Mission statement

The internet and social media have given rise to a broad range of new communicative genres which are subsumed under the term computer-mediated communication (CMC) – genres such as chats, forums, text messaging (SMS, WhatsApp), interaction on wiki talk pages and in blog comments, via Twitter, on social network sites, and in multimodal 3D environments. A TEI standard for the representation of those genres and their structural and linguistic peculiarities is a desideratum both in the fields of digital humanities and computer sciences. Such a standard would foster interoperability between language resources as well as the analysis and automatic exploitation of resources of that kind in several respect:

It would allow scholars for building interoperable CMC corpora for different languages and thus enhance the empirical basis for doing CMC research across languages and cultures.
It would allow scholars for building CMC resources which are interoperable with text and speech corpora that are already represented in TEI and thus pave the way for corpus-based research on language use across different types of corpora (= comparative analysis of the language use in CMC, in edited text and in spoken language).
Through including models for the description of not only verbal but also of non-verbal acts, it would allow scholars to describe and analyse CMC accross different modalities.

The TEI special interest group (SIG) "computer-mediated communication" is developing and discussing suggestions for adapting the TEI guidelines for the representation of genres of computer-mediated communication. The focus of the group's work is on (but not limited to) tasks such as:

modeling user contributions (posts) to written CMC interactions (which share features both with written and spoken language) as well as the interplay of written posts, spoken utterances and non-verbal acts in multimodal CMC environments;
modeling CMC document structures ("CMC macrostructures" – e.g., forum threads, wiki talk pages, chat logfiles, Twitter timelines etc.);
annotating linguistic features within user posts ("CMC microstructures" – elements such as emoticons, addressing terms, hashtags; quotes from prior posts; etc.);
representing linked data and media objects connected with/embedded in CMC discourse;
metadata schemas for the description of CMC resources;
developing perspectives for the representation of discourse in multimodal cmc environments in which the participants in one interaction space combine a variety of modalities from written, spoken and non-verbal modes.

CMC module and chapter in the TEI Guidelines ("CMC-TEI")

As of 2024, a dedicated TEI CMC module and accompanying chapter in the Guidelines have been introduced, see Chapter 9 in the TEI Guidelines, co-written by members of the SIG and members of the TEI Technical Council.

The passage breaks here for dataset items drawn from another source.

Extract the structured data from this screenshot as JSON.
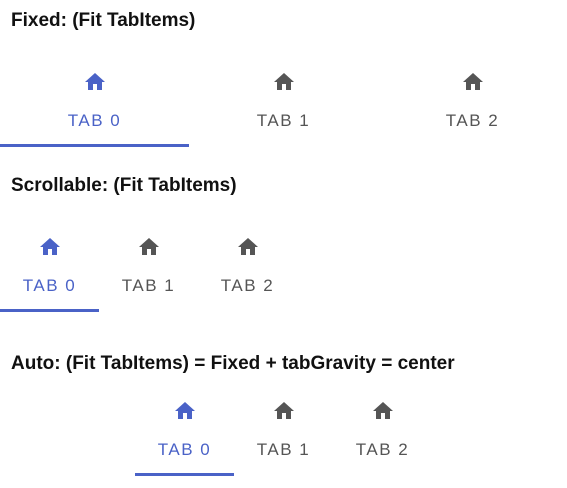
{
  "colors": {
    "accent": "#4a62c7",
    "inactive": "#555555",
    "inactive_icon": "#555555"
  },
  "sections": [
    {
      "title": "Fixed: (Fit TabItems)",
      "selected_index": 0,
      "tabs": [
        {
          "label": "TAB 0",
          "icon": "home-icon"
        },
        {
          "label": "TAB 1",
          "icon": "home-icon"
        },
        {
          "label": "TAB 2",
          "icon": "home-icon"
        }
      ]
    },
    {
      "title": "Scrollable: (Fit TabItems)",
      "selected_index": 0,
      "tabs": [
        {
          "label": "TAB 0",
          "icon": "home-icon"
        },
        {
          "label": "TAB 1",
          "icon": "home-icon"
        },
        {
          "label": "TAB 2",
          "icon": "home-icon"
        }
      ]
    },
    {
      "title": "Auto: (Fit TabItems) = Fixed + tabGravity = center",
      "selected_index": 0,
      "tabs": [
        {
          "label": "TAB 0",
          "icon": "home-icon"
        },
        {
          "label": "TAB 1",
          "icon": "home-icon"
        },
        {
          "label": "TAB 2",
          "icon": "home-icon"
        }
      ]
    }
  ]
}
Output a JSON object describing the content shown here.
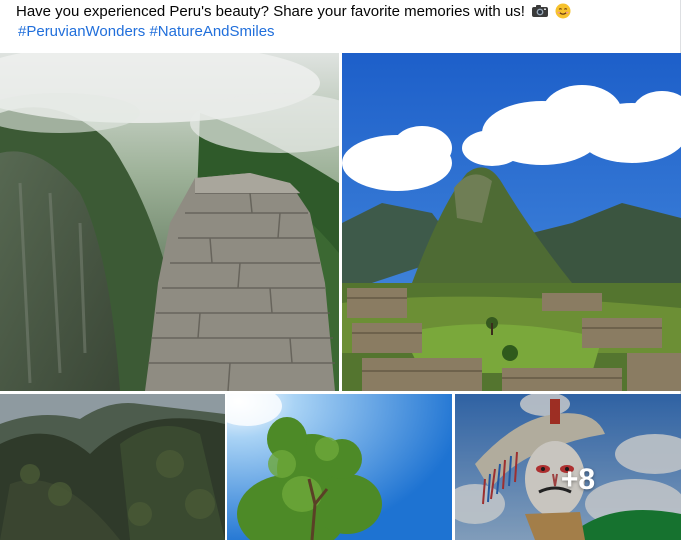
{
  "post": {
    "caption": "Have you experienced Peru's beauty? Share your favorite memories with us!",
    "caption_emojis": [
      "camera-icon",
      "smiling-face-icon"
    ],
    "hashtags": [
      "#PeruvianWonders",
      "#NatureAndSmiles"
    ]
  },
  "gallery": {
    "photos": [
      {
        "subject": "stone-ruin-wall-in-misty-mountains"
      },
      {
        "subject": "machu-picchu-under-blue-sky"
      },
      {
        "subject": "forested-mountain-slopes"
      },
      {
        "subject": "green-tree-against-blue-sky"
      },
      {
        "subject": "masked-dancer-in-costume"
      }
    ],
    "more_count": "+8"
  },
  "colors": {
    "hashtag": "#216fdb",
    "text": "#050505"
  }
}
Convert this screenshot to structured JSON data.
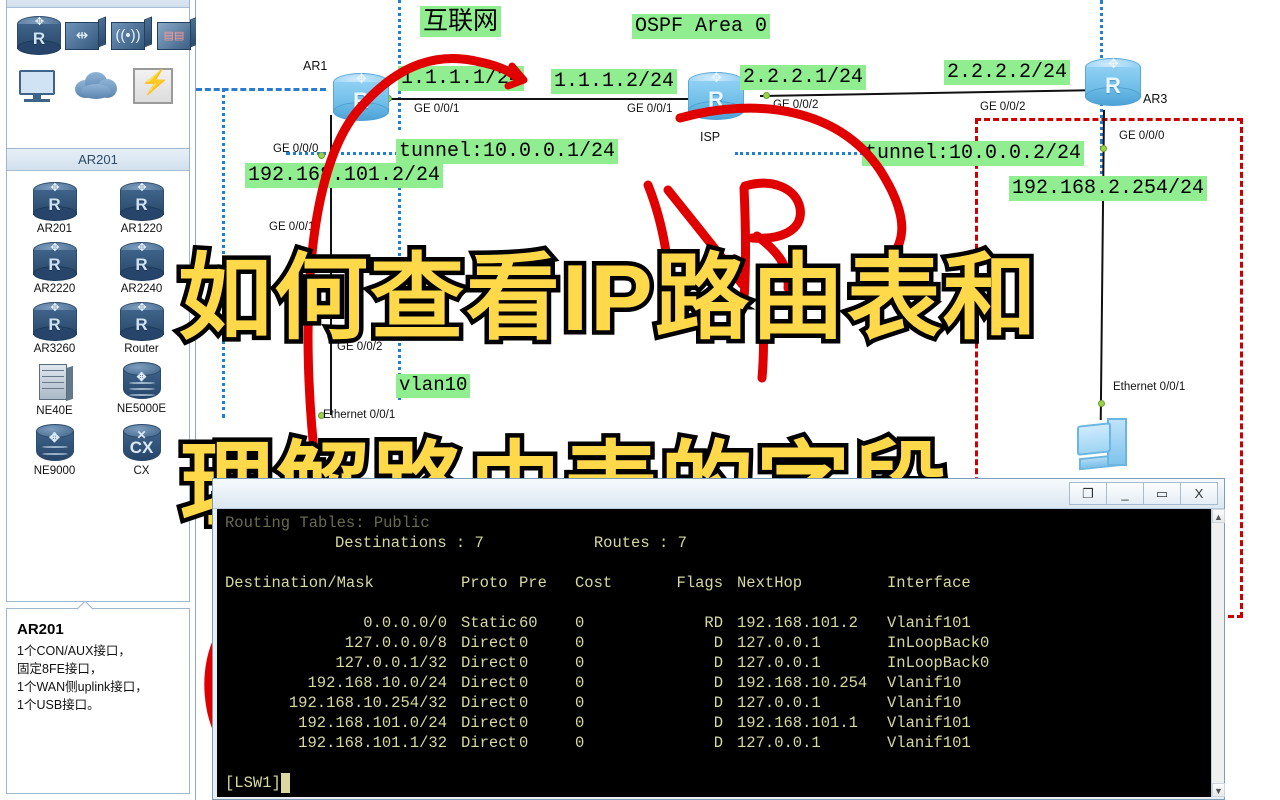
{
  "palette": {
    "top_group": {
      "icons": [
        {
          "name": "router-icon",
          "glyph": "R"
        },
        {
          "name": "switch-icon",
          "glyph": "⇄"
        },
        {
          "name": "wireless-ac-icon",
          "glyph": "((•))"
        },
        {
          "name": "firewall-icon",
          "glyph": "▦"
        },
        {
          "name": "pc-icon",
          "glyph": ""
        },
        {
          "name": "cloud-icon",
          "glyph": ""
        },
        {
          "name": "frame-relay-icon",
          "glyph": "⚡"
        }
      ]
    },
    "selected_group_title": "AR201",
    "devices": [
      {
        "label": "AR201",
        "type": "router"
      },
      {
        "label": "AR1220",
        "type": "router"
      },
      {
        "label": "AR2220",
        "type": "router"
      },
      {
        "label": "AR2240",
        "type": "router"
      },
      {
        "label": "AR3260",
        "type": "router"
      },
      {
        "label": "Router",
        "type": "router"
      },
      {
        "label": "NE40E",
        "type": "chassis"
      },
      {
        "label": "NE5000E",
        "type": "cylinder"
      },
      {
        "label": "NE9000",
        "type": "cylinder"
      },
      {
        "label": "CX",
        "type": "cx"
      }
    ],
    "info": {
      "title": "AR201",
      "lines": [
        "1个CON/AUX接口，",
        "固定8FE接口，",
        "1个WAN侧uplink接口，",
        "1个USB接口。"
      ]
    }
  },
  "topology": {
    "nodes": [
      {
        "name": "AR1",
        "label": "AR1"
      },
      {
        "name": "ISP",
        "label": "ISP"
      },
      {
        "name": "AR3",
        "label": "AR3"
      }
    ],
    "green_labels": [
      {
        "name": "internet-label",
        "text": "互联网"
      },
      {
        "name": "ospf-area-label",
        "text": "OSPF Area 0"
      },
      {
        "name": "ip-1-1-1-1",
        "text": "1.1.1.1/24"
      },
      {
        "name": "ip-1-1-1-2",
        "text": "1.1.1.2/24"
      },
      {
        "name": "ip-2-2-2-1",
        "text": "2.2.2.1/24"
      },
      {
        "name": "ip-2-2-2-2",
        "text": "2.2.2.2/24"
      },
      {
        "name": "tunnel-left",
        "text": "tunnel:10.0.0.1/24"
      },
      {
        "name": "tunnel-right",
        "text": "tunnel:10.0.0.2/24"
      },
      {
        "name": "ip-192-168-101-2",
        "text": "192.168.101.2/24"
      },
      {
        "name": "ip-192-168-2-254",
        "text": "192.168.2.254/24"
      },
      {
        "name": "vlan10-label",
        "text": "vlan10"
      }
    ],
    "interface_labels": [
      {
        "name": "if-ar1-ge001",
        "text": "GE 0/0/1"
      },
      {
        "name": "if-ar1-ge000",
        "text": "GE 0/0/0"
      },
      {
        "name": "if-isp-ge001",
        "text": "GE 0/0/1"
      },
      {
        "name": "if-isp-ge002",
        "text": "GE 0/0/2"
      },
      {
        "name": "if-ar3-ge002",
        "text": "GE 0/0/2"
      },
      {
        "name": "if-ar3-ge000",
        "text": "GE 0/0/0"
      },
      {
        "name": "if-sw-ge001",
        "text": "GE 0/0/1"
      },
      {
        "name": "if-sw-ge002",
        "text": "GE 0/0/2"
      },
      {
        "name": "if-sw-eth001",
        "text": "Ethernet 0/0/1"
      },
      {
        "name": "if-pc-eth001",
        "text": "Ethernet 0/0/1"
      }
    ]
  },
  "overlay_title": {
    "line1": "如何查看IP路由表和",
    "line2": "理解路由表的字段",
    "fill_color": "#ffd94a",
    "stroke_color": "#000000"
  },
  "terminal": {
    "titlebar_buttons": [
      {
        "name": "restore-button",
        "label": "❐"
      },
      {
        "name": "minimize-button",
        "label": "_"
      },
      {
        "name": "maximize-button",
        "label": "▭"
      },
      {
        "name": "close-button",
        "label": "X"
      }
    ],
    "summary": {
      "destinations_label": "Destinations",
      "destinations_value": "7",
      "routes_label": "Routes",
      "routes_value": "7"
    },
    "headers": {
      "destination": "Destination/Mask",
      "proto": "Proto",
      "pre": "Pre",
      "cost": "Cost",
      "flags": "Flags",
      "nexthop": "NextHop",
      "interface": "Interface"
    },
    "routes": [
      {
        "dest": "0.0.0.0/0",
        "proto": "Static",
        "pre": "60",
        "cost": "0",
        "flags": "RD",
        "nexthop": "192.168.101.2",
        "interface": "Vlanif101"
      },
      {
        "dest": "127.0.0.0/8",
        "proto": "Direct",
        "pre": "0",
        "cost": "0",
        "flags": "D",
        "nexthop": "127.0.0.1",
        "interface": "InLoopBack0"
      },
      {
        "dest": "127.0.0.1/32",
        "proto": "Direct",
        "pre": "0",
        "cost": "0",
        "flags": "D",
        "nexthop": "127.0.0.1",
        "interface": "InLoopBack0"
      },
      {
        "dest": "192.168.10.0/24",
        "proto": "Direct",
        "pre": "0",
        "cost": "0",
        "flags": "D",
        "nexthop": "192.168.10.254",
        "interface": "Vlanif10"
      },
      {
        "dest": "192.168.10.254/32",
        "proto": "Direct",
        "pre": "0",
        "cost": "0",
        "flags": "D",
        "nexthop": "127.0.0.1",
        "interface": "Vlanif10"
      },
      {
        "dest": "192.168.101.0/24",
        "proto": "Direct",
        "pre": "0",
        "cost": "0",
        "flags": "D",
        "nexthop": "192.168.101.1",
        "interface": "Vlanif101"
      },
      {
        "dest": "192.168.101.1/32",
        "proto": "Direct",
        "pre": "0",
        "cost": "0",
        "flags": "D",
        "nexthop": "127.0.0.1",
        "interface": "Vlanif101"
      }
    ],
    "prompt": "[LSW1]",
    "scroll_up": "▲",
    "scroll_down": "▼"
  },
  "colors": {
    "highlight_green": "#90ee90",
    "annotation_red": "#e00000",
    "title_yellow": "#ffd94a",
    "terminal_bg": "#000000",
    "terminal_fg": "#d8d8a0",
    "link_blue": "#1f7fd6"
  }
}
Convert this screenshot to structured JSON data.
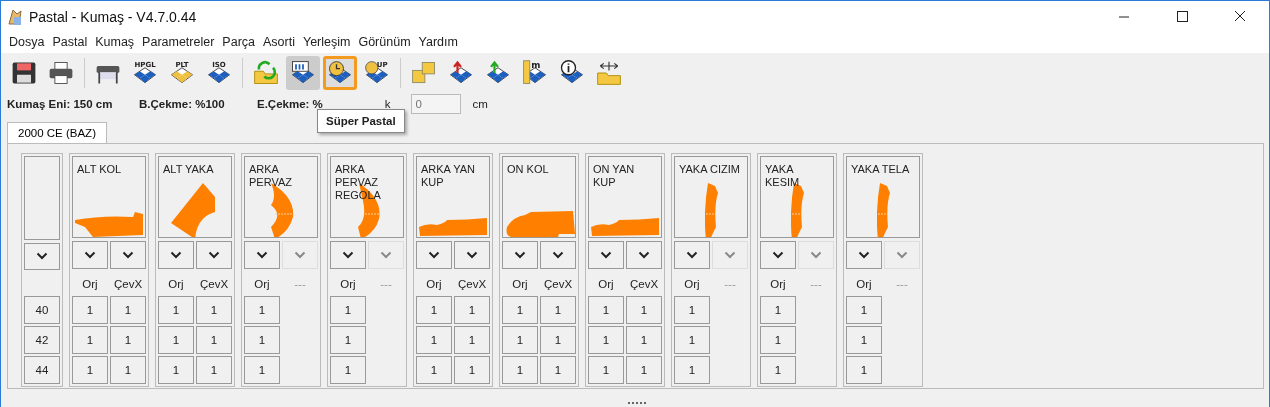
{
  "window": {
    "title": "Pastal - Kumaş - V4.7.0.44"
  },
  "menu": [
    "Dosya",
    "Pastal",
    "Kumaş",
    "Parametreler",
    "Parça",
    "Asorti",
    "Yerleşim",
    "Görünüm",
    "Yardım"
  ],
  "toolbar": [
    [
      {
        "kind": "save",
        "selected": false,
        "hovered": false
      },
      {
        "kind": "print",
        "selected": false,
        "hovered": false
      }
    ],
    [
      {
        "kind": "plotter",
        "selected": false,
        "hovered": false
      },
      {
        "kind": "diamond",
        "label": "HPGL",
        "selected": false,
        "hovered": false
      },
      {
        "kind": "diamond-yellow",
        "label": "PLT",
        "selected": false,
        "hovered": false
      },
      {
        "kind": "diamond",
        "label": "ISO",
        "selected": false,
        "hovered": false
      }
    ],
    [
      {
        "kind": "folder-arrows",
        "selected": false,
        "hovered": false
      },
      {
        "kind": "table-diamond",
        "selected": true,
        "hovered": false
      },
      {
        "kind": "clock-diamond",
        "selected": false,
        "hovered": true
      },
      {
        "kind": "diamond-moon",
        "label": "UP",
        "selected": false,
        "hovered": false
      }
    ],
    [
      {
        "kind": "squares",
        "selected": false,
        "hovered": false
      },
      {
        "kind": "arrow-red",
        "selected": false,
        "hovered": false
      },
      {
        "kind": "arrow-green",
        "selected": false,
        "hovered": false
      },
      {
        "kind": "ruler",
        "label": "m",
        "selected": false,
        "hovered": false
      },
      {
        "kind": "info",
        "selected": false,
        "hovered": false
      },
      {
        "kind": "width-folder",
        "selected": false,
        "hovered": false
      }
    ]
  ],
  "info": {
    "fabric_width": "Kumaş Eni: 150 cm",
    "b_shrink": "B.Çekme: %100",
    "e_shrink": "E.Çekme: %",
    "field_label": "k",
    "field_placeholder": "0",
    "unit": "cm"
  },
  "tooltip": "Süper Pastal",
  "tabs": [
    {
      "label": "2000 CE (BAZ)",
      "selected": true
    }
  ],
  "sizes": [
    "40",
    "42",
    "44"
  ],
  "pieces": [
    {
      "name": "ALT KOL",
      "kind": "sleeve",
      "columns": [
        {
          "label": "Orj",
          "enabled": true,
          "cells": [
            "1",
            "1",
            "1"
          ]
        },
        {
          "label": "ÇevX",
          "enabled": true,
          "cells": [
            "1",
            "1",
            "1"
          ]
        }
      ]
    },
    {
      "name": "ALT YAKA",
      "kind": "wedge",
      "columns": [
        {
          "label": "Orj",
          "enabled": true,
          "cells": [
            "1",
            "1",
            "1"
          ]
        },
        {
          "label": "ÇevX",
          "enabled": true,
          "cells": [
            "1",
            "1",
            "1"
          ]
        }
      ]
    },
    {
      "name": "ARKA PERVAZ",
      "kind": "arc",
      "columns": [
        {
          "label": "Orj",
          "enabled": true,
          "cells": [
            "1",
            "1",
            "1"
          ]
        },
        {
          "label": "---",
          "enabled": false
        }
      ]
    },
    {
      "name": "ARKA PERVAZ REGOLA",
      "kind": "arc-thin",
      "columns": [
        {
          "label": "Orj",
          "enabled": true,
          "cells": [
            "1",
            "1",
            "1"
          ]
        },
        {
          "label": "---",
          "enabled": false
        }
      ]
    },
    {
      "name": "ARKA YAN KUP",
      "kind": "strip",
      "columns": [
        {
          "label": "Orj",
          "enabled": true,
          "cells": [
            "1",
            "1",
            "1"
          ]
        },
        {
          "label": "ÇevX",
          "enabled": true,
          "cells": [
            "1",
            "1",
            "1"
          ]
        }
      ]
    },
    {
      "name": "ON KOL",
      "kind": "sleeve-wide",
      "columns": [
        {
          "label": "Orj",
          "enabled": true,
          "cells": [
            "1",
            "1",
            "1"
          ]
        },
        {
          "label": "ÇevX",
          "enabled": true,
          "cells": [
            "1",
            "1",
            "1"
          ]
        }
      ]
    },
    {
      "name": "ON YAN KUP",
      "kind": "strip",
      "columns": [
        {
          "label": "Orj",
          "enabled": true,
          "cells": [
            "1",
            "1",
            "1"
          ]
        },
        {
          "label": "ÇevX",
          "enabled": true,
          "cells": [
            "1",
            "1",
            "1"
          ]
        }
      ]
    },
    {
      "name": "YAKA CIZIM",
      "kind": "band",
      "columns": [
        {
          "label": "Orj",
          "enabled": true,
          "cells": [
            "1",
            "1",
            "1"
          ]
        },
        {
          "label": "---",
          "enabled": false
        }
      ]
    },
    {
      "name": "YAKA KESIM",
      "kind": "band",
      "columns": [
        {
          "label": "Orj",
          "enabled": true,
          "cells": [
            "1",
            "1",
            "1"
          ]
        },
        {
          "label": "---",
          "enabled": false
        }
      ]
    },
    {
      "name": "YAKA TELA",
      "kind": "band",
      "columns": [
        {
          "label": "Orj",
          "enabled": true,
          "cells": [
            "1",
            "1",
            "1"
          ]
        },
        {
          "label": "---",
          "enabled": false
        }
      ]
    }
  ]
}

It should serve as a new and stable standard and should be used in new projects. It supersedes all previous schemas and customisations.

CMC-TEI Encoding examples

See github repo at https://github.com/TEI-CMC-SIG

Stylesheet cmccore2cmctei.xsl

for converting TEI documents using the cmc-core customisation into TEI documents using the newer TEI CMC module and good practices

See github repo at https://github.com/TEI-CMC-SIG

Documentation of recent SIG activities

[2025] Virtual SIG Meeting

Restart of the SIG on 19th September 2025 during a slot at the TEI Conference 2025: Meeting Memo

[2024] Inclusion of CMC module and chapter in the TEI Guidelines

Based on the 2019 feature request by the SIG, a whole module and chapter on CMC encoding in TEI was written in collaboration with a subgroup of the TEI Council and added to the guidelines.

[2019] Feature request

based on cmc-core, submitted by the SIG to the TEI github repo.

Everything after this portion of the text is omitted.